(CS-064) Real-World Treatment Scenarios of Complex Lower Extremity Wounds with a Human Keratin Hydrogel Matrix*
Friday, April 28, 2023
7:15 PM - 8:30 PM East Coast USA Time
Introduction: Chronic lower extremity wounds are a complication of many conditions, including diabetes and vascular diseases, and can lead to amputations with a high future morbidity and mortality rates. Many treatments exist for such wounds. However, available product efficacy data is often from very limiting study designs that are not representative of the patients nor the ever-adapting methods found in the wound care clinic. In this case series, we sought to understand how a human keratin hydrogel matrix (HKHM)*, an advanced wound care product, would perform to close chronic wounds in a real-world wound care practice setting.
Methods: Six patients (3 female, 3 male, >50 yo) with a total of 7 chronic lower extremity wounds (confirmed by run-in period) were seen weekly for wound care including debridement, wound volume measurement, and treatment with HKHM* and appropriate secondary dressing at the provider’s discretion. Antibiotics and negative pressure wound therapy were prescribed as appropriate. Weekly follow-up was continued until complete wound closure.
Results: Four of the seven wounds achieved complete closure within 13 weeks of treatment with HKHM*. The provider treated wounds with HKHM* an average of 57 ± 16% of the weeks the wound was treated. This percentage was not different between wounds that did and did not heal by 13 weeks (p=0.2571 by Mann-Whitney test), and HKHM* was always applied weekly early in the wound treatment. The three wounds that took longer to close included the largest (17.28 cm^3) wound, most antibiotic treated (4 weeks) wound, and oldest patient (78M).
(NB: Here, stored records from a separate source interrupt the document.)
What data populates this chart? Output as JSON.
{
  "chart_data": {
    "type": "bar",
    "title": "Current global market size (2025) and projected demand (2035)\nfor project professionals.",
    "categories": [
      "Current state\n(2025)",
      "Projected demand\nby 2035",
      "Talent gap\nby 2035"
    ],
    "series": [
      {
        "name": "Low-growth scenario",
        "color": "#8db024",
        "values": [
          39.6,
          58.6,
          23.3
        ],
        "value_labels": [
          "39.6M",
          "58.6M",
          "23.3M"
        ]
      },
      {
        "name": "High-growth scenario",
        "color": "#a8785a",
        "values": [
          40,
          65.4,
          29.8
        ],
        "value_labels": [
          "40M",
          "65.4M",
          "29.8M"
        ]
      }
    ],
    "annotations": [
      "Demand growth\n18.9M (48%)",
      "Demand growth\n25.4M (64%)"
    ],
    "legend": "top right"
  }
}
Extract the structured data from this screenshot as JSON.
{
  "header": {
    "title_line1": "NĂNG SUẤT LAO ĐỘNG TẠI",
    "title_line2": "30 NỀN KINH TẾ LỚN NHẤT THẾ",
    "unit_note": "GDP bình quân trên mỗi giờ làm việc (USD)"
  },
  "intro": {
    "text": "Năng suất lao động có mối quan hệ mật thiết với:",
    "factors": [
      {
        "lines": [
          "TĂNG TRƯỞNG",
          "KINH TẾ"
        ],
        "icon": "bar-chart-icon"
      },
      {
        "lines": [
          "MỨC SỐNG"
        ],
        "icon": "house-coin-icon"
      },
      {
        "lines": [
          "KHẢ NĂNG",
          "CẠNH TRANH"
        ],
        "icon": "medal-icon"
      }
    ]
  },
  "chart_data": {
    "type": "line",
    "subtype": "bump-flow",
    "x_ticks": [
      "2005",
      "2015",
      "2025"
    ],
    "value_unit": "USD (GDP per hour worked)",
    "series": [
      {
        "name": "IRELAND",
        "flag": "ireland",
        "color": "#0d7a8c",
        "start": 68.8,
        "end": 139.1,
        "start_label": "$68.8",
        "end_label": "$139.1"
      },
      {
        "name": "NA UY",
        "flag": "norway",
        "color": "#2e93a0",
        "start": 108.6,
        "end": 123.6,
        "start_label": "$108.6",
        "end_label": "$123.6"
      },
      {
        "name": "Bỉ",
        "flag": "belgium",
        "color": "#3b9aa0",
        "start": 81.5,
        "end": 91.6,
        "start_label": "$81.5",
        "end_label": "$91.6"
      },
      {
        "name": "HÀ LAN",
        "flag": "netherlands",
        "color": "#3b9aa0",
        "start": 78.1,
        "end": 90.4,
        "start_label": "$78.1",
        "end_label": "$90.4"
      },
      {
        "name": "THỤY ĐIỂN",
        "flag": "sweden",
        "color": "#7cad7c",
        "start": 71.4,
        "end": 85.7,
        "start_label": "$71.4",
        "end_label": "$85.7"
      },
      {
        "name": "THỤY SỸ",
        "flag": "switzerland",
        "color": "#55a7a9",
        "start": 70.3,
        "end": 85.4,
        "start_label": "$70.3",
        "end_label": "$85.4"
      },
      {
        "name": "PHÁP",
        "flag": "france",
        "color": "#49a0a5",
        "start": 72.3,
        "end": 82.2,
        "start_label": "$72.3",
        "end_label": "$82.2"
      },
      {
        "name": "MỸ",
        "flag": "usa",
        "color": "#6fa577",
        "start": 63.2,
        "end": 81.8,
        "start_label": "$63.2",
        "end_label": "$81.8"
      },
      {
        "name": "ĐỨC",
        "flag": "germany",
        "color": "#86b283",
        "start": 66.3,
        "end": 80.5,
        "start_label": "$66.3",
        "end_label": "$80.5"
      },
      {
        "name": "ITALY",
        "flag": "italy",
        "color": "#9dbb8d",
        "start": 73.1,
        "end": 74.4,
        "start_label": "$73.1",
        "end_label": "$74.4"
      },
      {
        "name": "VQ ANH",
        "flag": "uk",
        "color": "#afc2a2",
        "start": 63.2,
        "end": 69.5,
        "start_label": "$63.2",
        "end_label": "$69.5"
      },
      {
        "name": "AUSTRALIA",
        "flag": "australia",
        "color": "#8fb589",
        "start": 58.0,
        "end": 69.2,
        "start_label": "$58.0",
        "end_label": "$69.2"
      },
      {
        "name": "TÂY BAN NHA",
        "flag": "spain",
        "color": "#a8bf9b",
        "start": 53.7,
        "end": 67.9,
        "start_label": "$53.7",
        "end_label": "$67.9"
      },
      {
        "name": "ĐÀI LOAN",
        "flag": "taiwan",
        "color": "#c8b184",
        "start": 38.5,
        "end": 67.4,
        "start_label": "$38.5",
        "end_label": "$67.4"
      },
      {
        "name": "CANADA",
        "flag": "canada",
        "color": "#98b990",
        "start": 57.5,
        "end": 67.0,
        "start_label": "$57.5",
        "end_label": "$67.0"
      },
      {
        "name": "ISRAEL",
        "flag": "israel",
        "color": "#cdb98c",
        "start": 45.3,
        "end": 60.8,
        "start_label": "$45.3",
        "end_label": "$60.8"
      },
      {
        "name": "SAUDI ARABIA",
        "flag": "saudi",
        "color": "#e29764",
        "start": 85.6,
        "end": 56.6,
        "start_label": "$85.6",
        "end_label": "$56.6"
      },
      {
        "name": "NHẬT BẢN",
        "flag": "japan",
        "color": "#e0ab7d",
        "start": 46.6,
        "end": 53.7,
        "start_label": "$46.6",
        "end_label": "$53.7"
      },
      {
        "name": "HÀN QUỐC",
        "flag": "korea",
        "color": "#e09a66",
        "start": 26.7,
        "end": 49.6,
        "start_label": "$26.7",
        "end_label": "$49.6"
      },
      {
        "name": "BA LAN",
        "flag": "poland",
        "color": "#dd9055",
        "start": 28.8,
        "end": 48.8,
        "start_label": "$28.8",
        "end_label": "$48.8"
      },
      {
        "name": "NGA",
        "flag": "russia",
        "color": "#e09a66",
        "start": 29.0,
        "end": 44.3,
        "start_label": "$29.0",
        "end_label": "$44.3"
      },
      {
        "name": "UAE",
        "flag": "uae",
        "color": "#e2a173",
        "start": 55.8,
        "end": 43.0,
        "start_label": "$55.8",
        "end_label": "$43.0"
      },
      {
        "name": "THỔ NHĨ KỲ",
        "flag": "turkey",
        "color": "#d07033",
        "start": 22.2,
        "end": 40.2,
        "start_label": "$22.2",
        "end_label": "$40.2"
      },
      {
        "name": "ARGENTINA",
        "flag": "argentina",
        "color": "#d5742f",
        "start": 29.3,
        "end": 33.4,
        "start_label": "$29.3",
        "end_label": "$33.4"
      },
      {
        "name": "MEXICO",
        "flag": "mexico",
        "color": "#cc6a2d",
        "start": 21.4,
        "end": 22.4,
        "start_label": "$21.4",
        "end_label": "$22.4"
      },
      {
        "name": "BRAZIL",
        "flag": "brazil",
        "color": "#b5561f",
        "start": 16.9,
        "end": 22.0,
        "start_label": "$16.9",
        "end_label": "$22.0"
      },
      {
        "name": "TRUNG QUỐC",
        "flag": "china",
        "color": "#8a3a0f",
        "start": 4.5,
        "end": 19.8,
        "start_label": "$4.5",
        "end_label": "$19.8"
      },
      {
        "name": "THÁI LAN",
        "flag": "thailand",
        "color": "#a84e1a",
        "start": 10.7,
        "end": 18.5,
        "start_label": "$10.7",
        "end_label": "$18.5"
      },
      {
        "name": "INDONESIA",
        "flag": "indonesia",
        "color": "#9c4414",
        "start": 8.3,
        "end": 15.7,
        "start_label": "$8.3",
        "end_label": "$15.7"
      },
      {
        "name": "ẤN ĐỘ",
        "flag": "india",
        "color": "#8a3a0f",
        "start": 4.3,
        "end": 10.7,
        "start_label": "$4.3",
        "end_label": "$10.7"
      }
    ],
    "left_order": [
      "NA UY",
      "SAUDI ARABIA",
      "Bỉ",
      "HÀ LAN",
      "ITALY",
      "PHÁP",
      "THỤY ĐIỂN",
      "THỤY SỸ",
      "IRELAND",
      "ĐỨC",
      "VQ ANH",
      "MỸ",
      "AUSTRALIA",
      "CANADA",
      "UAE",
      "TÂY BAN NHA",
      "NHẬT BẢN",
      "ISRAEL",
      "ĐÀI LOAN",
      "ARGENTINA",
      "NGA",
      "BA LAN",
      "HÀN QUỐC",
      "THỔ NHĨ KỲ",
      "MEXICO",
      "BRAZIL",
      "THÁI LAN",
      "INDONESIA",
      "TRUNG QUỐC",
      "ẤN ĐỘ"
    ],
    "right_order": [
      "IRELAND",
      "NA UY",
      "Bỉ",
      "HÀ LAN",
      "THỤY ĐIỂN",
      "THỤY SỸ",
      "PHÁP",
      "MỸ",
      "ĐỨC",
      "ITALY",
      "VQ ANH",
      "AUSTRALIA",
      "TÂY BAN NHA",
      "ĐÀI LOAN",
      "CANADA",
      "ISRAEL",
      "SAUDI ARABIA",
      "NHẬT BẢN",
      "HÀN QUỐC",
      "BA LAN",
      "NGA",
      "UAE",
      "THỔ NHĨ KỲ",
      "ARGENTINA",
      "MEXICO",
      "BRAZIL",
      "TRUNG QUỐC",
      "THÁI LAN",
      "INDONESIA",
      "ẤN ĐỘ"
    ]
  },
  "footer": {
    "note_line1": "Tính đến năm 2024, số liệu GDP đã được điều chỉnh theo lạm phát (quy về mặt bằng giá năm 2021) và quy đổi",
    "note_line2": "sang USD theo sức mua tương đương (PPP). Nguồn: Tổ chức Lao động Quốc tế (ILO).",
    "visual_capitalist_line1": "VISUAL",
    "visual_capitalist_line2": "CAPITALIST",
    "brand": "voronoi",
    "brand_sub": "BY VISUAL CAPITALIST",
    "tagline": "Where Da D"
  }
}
Discussion: This case series investigated the real-world usage of HKHM* to promote healing in chronic and complicated lower extremity wounds: diabetic ulcers, a venous stasis ulcer, and a chronic ulcer in a chemotherapy patient. While HKHM* was applied for more than half of the total wound care duration, it was often discontinued later on to allow the wound to finish closing on its own. This is supported by previous data suggesting HKHM* “jump starts” healing in chronic wounds, and shows HKHM* may still promote healing in cases where advanced wound care product applications are limited.